Hit by lower gold prices and rising costs at home, South Africa’s Gold Fields reported a second-quarter loss on Thursday and said it was expanding abroad with a $300 million deal to buy three Australian mines from top producer Barrick Gold.
The company said it lost $129 million in the three months to the end of June compared with a net profit of $27 million in the previous quarter and $105 million in the same quarter last year. This made for a net attributable loss of 18 U.S. cents per share, compared to net earnings of 4 cents per share in the previous quarter.
Gold Fields earlier this year separated off the bulk of its assets in South Africa, where labour and political risks are seen as relatively high since the sharp fall in world gold prices, a point underlined this week by a new strike threat from the country's largest miners' union.
"The gold industry (in South Africa) is frankly in crisis at the moment," Chief Executive Nick Holland told Reuters.
Gold Fields’ shares were down 9 percent at 59.83 rand by 0900 GMT, with the strike threat in South Africa hitting the shares of other producers in the country such as Anglo Gold Ashanti, which fell almost 5 percent.
The company said the Barrick acquisition, which will be 50 percent payable in shares, will add 452,000 ounces to its annual production and make it Australia’s third largest gold producer.

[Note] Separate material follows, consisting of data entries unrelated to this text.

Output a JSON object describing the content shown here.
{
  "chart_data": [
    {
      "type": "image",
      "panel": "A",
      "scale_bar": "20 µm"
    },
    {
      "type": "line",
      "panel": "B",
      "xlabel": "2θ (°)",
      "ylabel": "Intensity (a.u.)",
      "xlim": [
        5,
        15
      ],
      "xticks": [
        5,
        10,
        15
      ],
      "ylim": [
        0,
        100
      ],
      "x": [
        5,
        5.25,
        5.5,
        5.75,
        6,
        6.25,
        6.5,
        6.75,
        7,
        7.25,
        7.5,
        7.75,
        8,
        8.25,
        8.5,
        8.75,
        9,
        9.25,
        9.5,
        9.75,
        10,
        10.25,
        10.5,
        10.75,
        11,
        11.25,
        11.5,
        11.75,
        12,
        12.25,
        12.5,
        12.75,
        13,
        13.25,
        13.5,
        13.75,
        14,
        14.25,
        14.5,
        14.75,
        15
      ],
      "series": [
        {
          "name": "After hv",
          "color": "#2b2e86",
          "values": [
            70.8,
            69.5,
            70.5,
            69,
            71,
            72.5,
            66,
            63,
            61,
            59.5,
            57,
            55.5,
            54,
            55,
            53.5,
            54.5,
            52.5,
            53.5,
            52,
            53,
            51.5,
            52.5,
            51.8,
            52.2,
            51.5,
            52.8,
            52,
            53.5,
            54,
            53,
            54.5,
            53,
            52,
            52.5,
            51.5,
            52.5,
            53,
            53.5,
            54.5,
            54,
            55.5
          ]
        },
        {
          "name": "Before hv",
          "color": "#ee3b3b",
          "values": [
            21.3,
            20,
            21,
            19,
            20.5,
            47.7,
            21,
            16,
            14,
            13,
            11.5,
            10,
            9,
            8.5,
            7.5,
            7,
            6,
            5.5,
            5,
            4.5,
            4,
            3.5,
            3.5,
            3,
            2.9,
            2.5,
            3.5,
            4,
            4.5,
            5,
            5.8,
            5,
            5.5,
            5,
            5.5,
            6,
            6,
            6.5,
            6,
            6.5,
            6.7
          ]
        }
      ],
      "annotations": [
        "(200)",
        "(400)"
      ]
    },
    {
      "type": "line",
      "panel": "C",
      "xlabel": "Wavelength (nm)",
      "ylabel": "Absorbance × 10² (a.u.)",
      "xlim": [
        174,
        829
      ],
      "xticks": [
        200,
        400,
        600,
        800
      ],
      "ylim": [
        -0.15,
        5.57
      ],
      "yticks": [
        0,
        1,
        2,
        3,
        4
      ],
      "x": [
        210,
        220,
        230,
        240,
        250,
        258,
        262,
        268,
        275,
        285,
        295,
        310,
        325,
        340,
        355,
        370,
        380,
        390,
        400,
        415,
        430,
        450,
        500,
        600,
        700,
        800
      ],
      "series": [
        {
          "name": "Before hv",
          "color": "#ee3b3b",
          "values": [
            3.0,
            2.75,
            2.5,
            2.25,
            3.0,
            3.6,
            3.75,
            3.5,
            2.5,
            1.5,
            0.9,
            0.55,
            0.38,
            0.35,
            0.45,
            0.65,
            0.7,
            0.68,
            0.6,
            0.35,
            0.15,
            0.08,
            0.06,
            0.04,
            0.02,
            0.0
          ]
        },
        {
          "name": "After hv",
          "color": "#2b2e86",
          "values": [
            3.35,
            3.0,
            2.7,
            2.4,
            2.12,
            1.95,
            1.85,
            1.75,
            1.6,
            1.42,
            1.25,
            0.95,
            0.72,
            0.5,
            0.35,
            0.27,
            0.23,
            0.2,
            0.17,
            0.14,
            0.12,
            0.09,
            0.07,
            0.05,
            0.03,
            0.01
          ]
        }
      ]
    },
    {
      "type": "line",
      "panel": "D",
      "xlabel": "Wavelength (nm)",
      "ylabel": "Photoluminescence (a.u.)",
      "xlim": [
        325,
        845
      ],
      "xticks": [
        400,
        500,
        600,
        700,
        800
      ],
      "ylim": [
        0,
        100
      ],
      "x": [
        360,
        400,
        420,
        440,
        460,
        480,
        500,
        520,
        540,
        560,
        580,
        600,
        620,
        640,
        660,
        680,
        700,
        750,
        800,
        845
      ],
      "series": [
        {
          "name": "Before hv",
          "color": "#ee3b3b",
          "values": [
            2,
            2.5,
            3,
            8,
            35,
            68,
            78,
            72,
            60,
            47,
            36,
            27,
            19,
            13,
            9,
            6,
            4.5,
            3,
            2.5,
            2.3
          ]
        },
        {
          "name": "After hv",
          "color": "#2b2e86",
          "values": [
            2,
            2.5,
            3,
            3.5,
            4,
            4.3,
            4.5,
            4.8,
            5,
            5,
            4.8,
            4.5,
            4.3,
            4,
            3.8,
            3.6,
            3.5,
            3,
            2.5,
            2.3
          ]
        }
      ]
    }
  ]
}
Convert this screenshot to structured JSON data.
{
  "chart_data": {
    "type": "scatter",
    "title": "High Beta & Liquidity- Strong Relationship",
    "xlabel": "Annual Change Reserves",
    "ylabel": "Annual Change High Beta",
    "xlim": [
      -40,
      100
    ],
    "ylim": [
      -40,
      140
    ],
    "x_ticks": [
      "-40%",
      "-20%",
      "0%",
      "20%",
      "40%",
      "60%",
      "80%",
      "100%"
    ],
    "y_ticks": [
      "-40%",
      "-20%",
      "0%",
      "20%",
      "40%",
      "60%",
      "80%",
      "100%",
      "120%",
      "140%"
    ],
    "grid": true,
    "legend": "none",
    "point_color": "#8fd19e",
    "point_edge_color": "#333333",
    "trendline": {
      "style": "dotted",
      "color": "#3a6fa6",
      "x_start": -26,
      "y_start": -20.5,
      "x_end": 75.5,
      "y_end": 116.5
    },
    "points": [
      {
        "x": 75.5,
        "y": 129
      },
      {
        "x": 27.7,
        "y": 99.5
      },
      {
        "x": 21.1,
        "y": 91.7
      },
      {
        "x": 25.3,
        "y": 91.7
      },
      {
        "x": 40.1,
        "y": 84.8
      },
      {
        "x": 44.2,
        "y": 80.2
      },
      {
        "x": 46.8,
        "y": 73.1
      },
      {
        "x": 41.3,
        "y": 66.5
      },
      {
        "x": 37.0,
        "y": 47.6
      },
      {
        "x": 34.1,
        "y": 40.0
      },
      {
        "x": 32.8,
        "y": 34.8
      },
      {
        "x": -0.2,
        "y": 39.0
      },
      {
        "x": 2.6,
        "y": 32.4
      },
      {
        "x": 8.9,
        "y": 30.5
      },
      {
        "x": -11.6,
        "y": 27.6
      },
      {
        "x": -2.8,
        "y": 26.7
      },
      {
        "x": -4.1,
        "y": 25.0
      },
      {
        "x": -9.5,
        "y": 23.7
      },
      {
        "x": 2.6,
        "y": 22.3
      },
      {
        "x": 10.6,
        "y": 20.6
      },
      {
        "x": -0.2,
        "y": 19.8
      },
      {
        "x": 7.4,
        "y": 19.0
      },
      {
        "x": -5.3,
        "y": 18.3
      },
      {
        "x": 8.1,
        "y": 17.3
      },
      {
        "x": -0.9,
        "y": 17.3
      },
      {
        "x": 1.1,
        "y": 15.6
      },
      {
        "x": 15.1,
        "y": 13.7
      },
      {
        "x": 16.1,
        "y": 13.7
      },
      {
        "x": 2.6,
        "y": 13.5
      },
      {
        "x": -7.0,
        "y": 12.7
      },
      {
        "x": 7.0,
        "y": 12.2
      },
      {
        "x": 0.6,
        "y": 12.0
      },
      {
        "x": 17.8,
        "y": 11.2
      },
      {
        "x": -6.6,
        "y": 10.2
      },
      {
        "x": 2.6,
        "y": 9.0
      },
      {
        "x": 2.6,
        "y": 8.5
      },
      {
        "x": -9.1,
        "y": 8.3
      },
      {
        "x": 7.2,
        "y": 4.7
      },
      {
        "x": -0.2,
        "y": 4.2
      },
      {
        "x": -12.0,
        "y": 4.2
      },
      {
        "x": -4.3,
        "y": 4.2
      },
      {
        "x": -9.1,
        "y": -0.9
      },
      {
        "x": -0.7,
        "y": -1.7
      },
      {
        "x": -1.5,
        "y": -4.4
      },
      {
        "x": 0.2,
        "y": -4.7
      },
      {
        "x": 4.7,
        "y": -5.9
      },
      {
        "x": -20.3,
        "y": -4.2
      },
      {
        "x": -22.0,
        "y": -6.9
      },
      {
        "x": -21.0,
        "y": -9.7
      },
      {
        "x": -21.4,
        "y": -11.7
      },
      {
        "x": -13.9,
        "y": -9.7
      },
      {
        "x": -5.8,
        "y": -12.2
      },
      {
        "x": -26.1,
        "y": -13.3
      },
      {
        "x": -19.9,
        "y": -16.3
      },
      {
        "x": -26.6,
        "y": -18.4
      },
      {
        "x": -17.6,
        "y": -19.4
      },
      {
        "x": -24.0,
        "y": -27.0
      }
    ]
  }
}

The company expects to produce between 1.83 and 1.9 million ounces this year.
Following the acquisition Australia will be Gold Fields’ largest regional production centre, it said, accounting for 42 percent of group production, with Ghana decreasing to 34 percent and Peru and South Africa remaining largely unchanged at 13 percent and 11 percent respectively.
"The acquired assets are located in a preferred jurisdiction that we know well and where we have significant operational and management experience and infrastructure to maximise the value of the acquired assets," Holland said in a statement.
"This acquisition further repositions Gold Fields as an international gold producer with a well-balanced global footprint, which should enhance our risk profile and global credit rating.
The company said its second-quarter loss was mostly due to impairment charges in Ghana of $143 million at its Tarkwa mine and $127 million at Damang.
The charges related to its decision to curtail processing activities at the operations because of the lower gold price.
The average gold price in the June 2013 quarter was 13 percent lower at $1,405 an ounce and the spot price has lost around 30 percent since its record high of just over $1,920 scaled in September of 2011.
Rival AngloGold also has troublesome assets in Ghana and its chief executive said this week its flagship Obuasi mine there was unsustainable.
But Holland said Gold Fields remained committed to the west African country which is the continent's second largest bullion producer. Tarkwa's total cash costs are relatively low at just over $800 an ounce.
"Tarkwa is still a great operation and we are not concerned about Tarkwa," Holland said.
Damang's road to solid profitability will be a longer one.
"I think we have done a lot of capital stripping to uncover what we believe is still a world-class ore body and the challenge now is for us to bring that to account in a profitable mine. It's got good grades," he said.
Holland said the company was also looking for a buyer for its Arctic platinum project in Finland.